“I jumped, O my brothers, and I fell on the sidewalk hard, but I did not snuff it, oh no. If I had snuffed it I would not be here to write what I written have.”Anthony Burgess, A Clockwork Orange, 1962

One typewriter. Six days. Two hundred and four pages. Los-Angeles artist Tim Youd is in Manchester’s Central Library this week re-typing Anthony Burgess’s Classic in full as part of his multi-year project to re-type one hundred 20th century classic novels.

He is the thirty second in his project tgat started three years ago and that he expects to last another six to seven years. He has come to Manchester from Leicester where he has retyped Kingsley Amis’s Lucky Jim and his next stop will be St Ives for Virginia Wolff’s to the Lighthouse.

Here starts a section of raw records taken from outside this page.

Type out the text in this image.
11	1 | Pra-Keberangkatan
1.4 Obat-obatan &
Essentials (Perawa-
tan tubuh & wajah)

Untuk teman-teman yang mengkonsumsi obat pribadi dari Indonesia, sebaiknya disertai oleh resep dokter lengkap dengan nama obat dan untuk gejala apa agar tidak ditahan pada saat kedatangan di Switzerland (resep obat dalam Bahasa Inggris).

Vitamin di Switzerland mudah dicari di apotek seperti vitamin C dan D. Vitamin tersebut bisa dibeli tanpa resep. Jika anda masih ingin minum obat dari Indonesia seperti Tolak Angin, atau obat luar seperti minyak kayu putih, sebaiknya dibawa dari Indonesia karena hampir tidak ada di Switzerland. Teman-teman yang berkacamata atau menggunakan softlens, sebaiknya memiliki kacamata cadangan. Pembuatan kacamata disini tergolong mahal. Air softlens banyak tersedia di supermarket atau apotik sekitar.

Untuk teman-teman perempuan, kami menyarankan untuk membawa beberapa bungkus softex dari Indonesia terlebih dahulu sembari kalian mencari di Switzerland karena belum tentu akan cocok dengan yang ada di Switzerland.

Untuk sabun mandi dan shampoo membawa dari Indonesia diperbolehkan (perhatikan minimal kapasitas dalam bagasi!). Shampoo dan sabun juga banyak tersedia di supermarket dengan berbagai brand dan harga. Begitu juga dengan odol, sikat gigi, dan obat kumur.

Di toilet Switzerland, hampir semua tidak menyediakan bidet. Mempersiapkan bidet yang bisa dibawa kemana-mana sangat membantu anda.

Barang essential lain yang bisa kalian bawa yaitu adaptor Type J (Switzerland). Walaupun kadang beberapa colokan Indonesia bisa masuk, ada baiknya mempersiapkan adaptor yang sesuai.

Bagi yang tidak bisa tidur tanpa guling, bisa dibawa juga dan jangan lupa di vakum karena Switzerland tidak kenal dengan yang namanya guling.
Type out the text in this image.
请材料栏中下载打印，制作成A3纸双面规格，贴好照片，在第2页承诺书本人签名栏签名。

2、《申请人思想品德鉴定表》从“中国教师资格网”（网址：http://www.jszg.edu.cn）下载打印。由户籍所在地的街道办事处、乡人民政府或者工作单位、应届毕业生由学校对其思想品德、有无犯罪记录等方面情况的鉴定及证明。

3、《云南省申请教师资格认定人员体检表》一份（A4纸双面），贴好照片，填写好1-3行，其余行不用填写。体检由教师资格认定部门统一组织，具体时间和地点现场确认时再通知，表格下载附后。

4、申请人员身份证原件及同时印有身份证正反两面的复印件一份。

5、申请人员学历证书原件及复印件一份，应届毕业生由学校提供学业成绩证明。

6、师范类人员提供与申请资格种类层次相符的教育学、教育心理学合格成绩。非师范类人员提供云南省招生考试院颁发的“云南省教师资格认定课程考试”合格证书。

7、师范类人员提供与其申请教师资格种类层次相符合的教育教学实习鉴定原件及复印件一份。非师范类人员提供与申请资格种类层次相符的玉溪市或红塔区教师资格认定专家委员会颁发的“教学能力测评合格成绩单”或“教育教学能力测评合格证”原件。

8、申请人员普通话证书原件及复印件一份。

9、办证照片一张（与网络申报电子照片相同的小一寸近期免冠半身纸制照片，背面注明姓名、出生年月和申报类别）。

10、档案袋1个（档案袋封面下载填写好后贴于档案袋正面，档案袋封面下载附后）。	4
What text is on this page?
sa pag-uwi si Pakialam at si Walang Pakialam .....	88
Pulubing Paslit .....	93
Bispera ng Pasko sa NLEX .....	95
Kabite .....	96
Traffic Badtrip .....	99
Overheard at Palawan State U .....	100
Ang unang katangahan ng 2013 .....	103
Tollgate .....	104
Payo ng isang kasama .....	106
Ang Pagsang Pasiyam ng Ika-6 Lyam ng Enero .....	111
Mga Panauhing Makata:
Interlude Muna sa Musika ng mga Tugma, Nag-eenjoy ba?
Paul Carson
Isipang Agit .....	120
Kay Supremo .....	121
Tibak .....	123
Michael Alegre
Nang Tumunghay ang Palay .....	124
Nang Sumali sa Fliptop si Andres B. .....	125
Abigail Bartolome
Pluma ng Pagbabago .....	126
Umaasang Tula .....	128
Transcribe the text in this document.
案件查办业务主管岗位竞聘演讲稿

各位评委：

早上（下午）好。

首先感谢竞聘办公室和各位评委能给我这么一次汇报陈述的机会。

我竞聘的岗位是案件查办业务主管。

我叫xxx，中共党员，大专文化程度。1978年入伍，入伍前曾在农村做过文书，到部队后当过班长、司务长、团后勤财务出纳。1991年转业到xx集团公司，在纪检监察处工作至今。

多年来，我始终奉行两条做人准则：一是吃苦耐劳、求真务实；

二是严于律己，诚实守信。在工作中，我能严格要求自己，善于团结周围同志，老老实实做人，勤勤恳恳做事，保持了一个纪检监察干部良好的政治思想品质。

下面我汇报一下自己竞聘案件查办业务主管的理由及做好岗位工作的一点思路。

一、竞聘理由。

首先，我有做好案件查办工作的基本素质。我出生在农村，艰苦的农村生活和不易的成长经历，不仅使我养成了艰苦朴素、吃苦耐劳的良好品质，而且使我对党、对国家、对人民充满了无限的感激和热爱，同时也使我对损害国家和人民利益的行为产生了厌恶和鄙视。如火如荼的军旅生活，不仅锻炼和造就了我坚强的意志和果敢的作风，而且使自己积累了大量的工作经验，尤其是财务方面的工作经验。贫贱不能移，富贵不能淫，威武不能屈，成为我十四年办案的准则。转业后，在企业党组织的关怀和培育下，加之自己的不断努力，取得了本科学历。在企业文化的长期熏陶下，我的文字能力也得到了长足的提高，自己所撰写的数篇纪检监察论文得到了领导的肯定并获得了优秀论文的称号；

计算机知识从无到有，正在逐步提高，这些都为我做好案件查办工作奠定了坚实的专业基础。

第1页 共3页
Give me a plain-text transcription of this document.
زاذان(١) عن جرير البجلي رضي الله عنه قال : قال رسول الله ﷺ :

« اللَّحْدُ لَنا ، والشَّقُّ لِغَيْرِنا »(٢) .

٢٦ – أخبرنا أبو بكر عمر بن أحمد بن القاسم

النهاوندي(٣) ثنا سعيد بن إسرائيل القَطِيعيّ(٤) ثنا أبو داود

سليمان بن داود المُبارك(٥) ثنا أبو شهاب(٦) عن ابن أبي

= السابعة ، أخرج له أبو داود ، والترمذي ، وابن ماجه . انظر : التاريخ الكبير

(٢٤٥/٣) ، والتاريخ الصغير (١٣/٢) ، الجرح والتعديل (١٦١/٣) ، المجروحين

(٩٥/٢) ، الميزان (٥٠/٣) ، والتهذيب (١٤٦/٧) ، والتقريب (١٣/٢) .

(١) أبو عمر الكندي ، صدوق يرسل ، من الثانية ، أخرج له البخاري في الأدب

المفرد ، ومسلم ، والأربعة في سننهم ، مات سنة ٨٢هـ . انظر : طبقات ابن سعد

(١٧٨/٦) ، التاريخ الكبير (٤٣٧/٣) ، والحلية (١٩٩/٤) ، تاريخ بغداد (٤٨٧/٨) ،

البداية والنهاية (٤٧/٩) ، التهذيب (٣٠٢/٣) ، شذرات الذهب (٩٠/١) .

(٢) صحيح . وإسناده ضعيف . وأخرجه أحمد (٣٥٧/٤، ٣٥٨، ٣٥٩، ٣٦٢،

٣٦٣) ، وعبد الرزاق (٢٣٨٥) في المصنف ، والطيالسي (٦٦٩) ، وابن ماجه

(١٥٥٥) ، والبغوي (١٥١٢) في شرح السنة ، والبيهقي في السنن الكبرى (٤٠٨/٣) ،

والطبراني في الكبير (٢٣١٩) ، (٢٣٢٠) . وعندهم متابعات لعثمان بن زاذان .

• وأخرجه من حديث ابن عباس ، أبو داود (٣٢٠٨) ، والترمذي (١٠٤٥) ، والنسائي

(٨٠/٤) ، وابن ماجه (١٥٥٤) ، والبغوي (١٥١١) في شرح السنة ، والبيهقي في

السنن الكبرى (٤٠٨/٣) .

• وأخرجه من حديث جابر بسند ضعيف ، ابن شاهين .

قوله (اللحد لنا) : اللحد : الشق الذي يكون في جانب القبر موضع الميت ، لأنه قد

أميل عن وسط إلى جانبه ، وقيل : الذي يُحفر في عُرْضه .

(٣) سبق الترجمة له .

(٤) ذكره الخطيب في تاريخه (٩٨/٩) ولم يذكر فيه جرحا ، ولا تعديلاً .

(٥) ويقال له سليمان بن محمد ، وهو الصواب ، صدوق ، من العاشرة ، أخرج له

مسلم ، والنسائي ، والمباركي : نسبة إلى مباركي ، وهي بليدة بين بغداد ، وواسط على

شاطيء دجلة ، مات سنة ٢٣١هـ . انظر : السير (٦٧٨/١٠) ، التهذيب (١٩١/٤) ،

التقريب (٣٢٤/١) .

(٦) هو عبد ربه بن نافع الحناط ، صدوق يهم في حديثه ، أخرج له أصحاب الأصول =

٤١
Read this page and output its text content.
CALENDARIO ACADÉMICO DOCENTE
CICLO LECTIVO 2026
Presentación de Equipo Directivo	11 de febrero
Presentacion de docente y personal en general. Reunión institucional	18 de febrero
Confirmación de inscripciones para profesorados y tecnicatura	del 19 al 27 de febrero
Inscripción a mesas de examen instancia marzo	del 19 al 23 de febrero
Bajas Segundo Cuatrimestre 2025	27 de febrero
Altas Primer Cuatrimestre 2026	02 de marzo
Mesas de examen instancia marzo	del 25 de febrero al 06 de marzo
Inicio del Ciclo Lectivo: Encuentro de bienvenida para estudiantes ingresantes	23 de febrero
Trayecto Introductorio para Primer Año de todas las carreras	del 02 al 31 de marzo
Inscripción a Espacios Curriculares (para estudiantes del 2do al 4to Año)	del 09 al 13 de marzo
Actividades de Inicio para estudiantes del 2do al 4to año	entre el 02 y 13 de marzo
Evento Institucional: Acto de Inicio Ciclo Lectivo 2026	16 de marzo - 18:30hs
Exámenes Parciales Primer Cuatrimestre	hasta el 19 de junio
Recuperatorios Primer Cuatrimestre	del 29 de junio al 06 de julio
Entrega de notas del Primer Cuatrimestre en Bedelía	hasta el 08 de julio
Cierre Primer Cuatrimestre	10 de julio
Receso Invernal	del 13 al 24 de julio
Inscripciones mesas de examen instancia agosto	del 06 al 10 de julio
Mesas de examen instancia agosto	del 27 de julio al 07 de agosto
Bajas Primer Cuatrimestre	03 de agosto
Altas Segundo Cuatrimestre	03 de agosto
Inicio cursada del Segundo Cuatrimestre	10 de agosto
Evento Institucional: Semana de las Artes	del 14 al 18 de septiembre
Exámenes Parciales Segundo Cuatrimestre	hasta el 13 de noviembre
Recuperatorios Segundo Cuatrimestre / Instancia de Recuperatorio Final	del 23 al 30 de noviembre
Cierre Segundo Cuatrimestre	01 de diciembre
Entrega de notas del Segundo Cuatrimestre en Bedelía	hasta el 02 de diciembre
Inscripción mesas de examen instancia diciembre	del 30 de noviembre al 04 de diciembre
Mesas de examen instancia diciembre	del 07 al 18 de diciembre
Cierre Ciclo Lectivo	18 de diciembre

The project comes from a decade of interpreting the texts of literature and his the written word manifests itself, Fascinated by the rectangle of black text enclosed on another rectbgke of white, he is putting all the words onto a single page, using the same manual typewriter that the author used.

In he case of Clockwork Orange, one of, in his opinion the best models ever made , the German Olympia.

His highlights so far have included typing Charles Bukowski’s Post Office while sitting in a the bed of a rented pick up truck in the parking lot of the post office where the author sorted mail for twelve  years.

As for Clockwork Orange, Time tells me it is an iconic novel, one whether the language jumps off the page and which still seems relevant today for despite the violence it speaks for our loss of youth and a desire to stay young.